PHILADELPHIA — When organizers of the Impact Film Festival decided on their lineup of topical documentaries they would show at this year’s Democratic National Convention, they could hardly have expected that their screening of “Newtown” would come on the day Democrats chose to address the issue of gun violence head-on in prime time.
But that’s what happened, and the movie about the aftermath of the December 2012 mass murder of schoolchildren and teachers at Sandy Hook Elementary in Connecticut was screened just a few hours before Erica Smegielski and Sen. Christopher S. Murphy, along with others touched by gun violence, were scheduled to address the party gathering.
“We are all connected to this,” Mark Barden, whose son Daniel was one of 20 children killed at Sandy Hook, said at a post-movie panel. He was referring to gun violence, but the movie’s connection to the topic at hand here was on full display as well, as advocates prepared for an emotional night of addresses.
Smegielski’s mother Dawn was the principal of Sandy Hook and was killed trying to protect her students. Murphy has been a tireless advocate for enhanced background checks. Also scheduled to speak in the convention hall: former Rep. Gabrielle Giffords of Arizona, who survived an assassination attempt and has since founded Americans for Responsible Solutions, and Christine Leinonen, Brandon Wolf and Jose Arriagada.
Leinonen is the mother of Christopher "Drew" Leinonen, who was killed in the Pulse nightclub attack in Orlando, Florida, last month. Wolf and Arriagada survived the Pulse shooting.
The timing of the film’s screening was coincidental, but provided the opportunity to discuss the issue at the festival here at the Arden Theater Company. Other films looked at cancer prevention (“The C Word”), nuclear safety (“Command and Control”), the liberal icon Norman Lear (“Just Another Version of You”) and African-American challenges in Washington (“Check It”).
But “Newtown” provided an entry point to a topic taking up a disproportionate share of the national conversation, following a rash of shootings in recent months.

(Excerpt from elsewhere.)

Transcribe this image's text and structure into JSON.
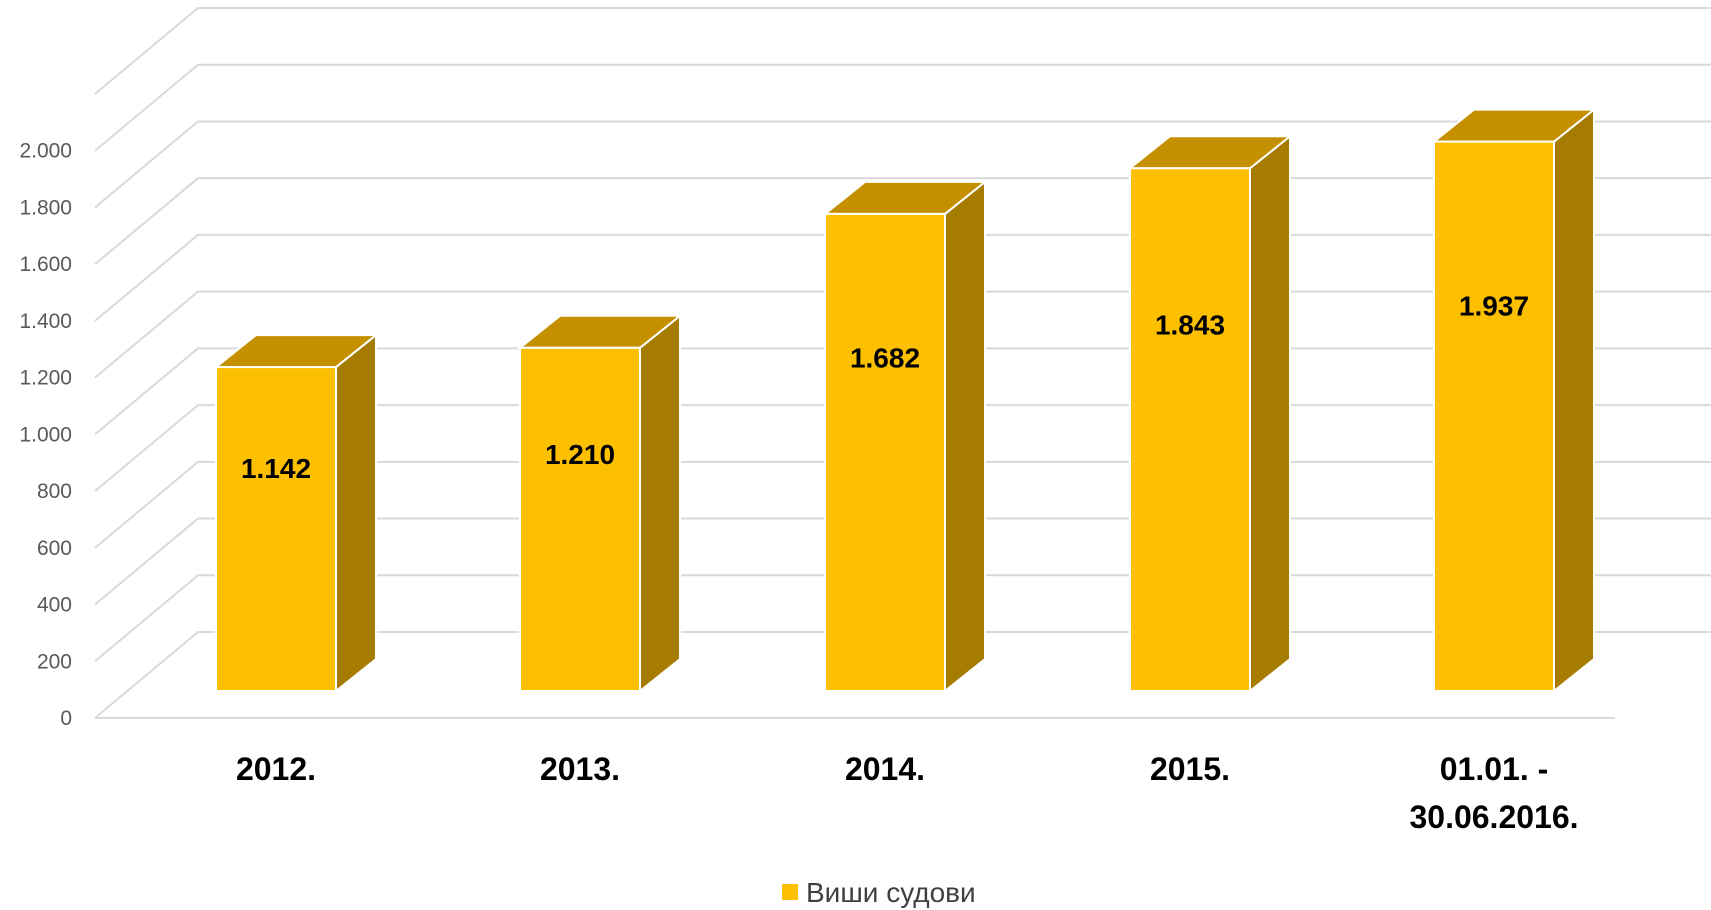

“We wanted a platform to discuss issues everyone is talking about, and we found five films that all are relevant to what people are talking about in 2016 in general,” said Jamie Shor, co-founder of the festival. “We always feel like this is the best way to tell as story — ask people to take 90 minutes out of their day to spend time with an important topic.”
The film tells the story from the perspective of the parents of both victims and survivors, parents and first responders, but focuses on the post “12-14” world, as they call it, of three families who lost their first grade children that day: the Bardens, Wheelers and Hockleys.
“Kim and I sought to tell the story of what happens when the cameras go away,” said producer Maria Cuomo Cole, referring to the director, Kim A. Snyder.
“It’s a big ask to ask people to see this film,” Snyder said at a panel following the screening.
Rep. David Price, vice chairman of the House Gun Violence Prevention Task Force, was part of the panel as well. “I don’t see how anyone can see the film and not be affected and understand … the depth of each loss,” the North Carolina Democrat said.
He emphasized that the issue of gun violence isn’t going away, and Democrats will continue to push legislation to address it, particularly enhanced background checks.
“Believe me, it’ll be a national issue, front and center, in the presidential race,” he said.
This isn’t the first time this particular film had a serendipitous screening. On June 23, it showed as part of the AFI Docs Film Festival in Washington, the day Democrats ended a dramatic sit-in on the House floor to call attention to Congress’ position on legislation designed to curb gun violence.
The filmmakers are planning another screening, this one on Capitol Hill, after lawmakers return from their summer recess.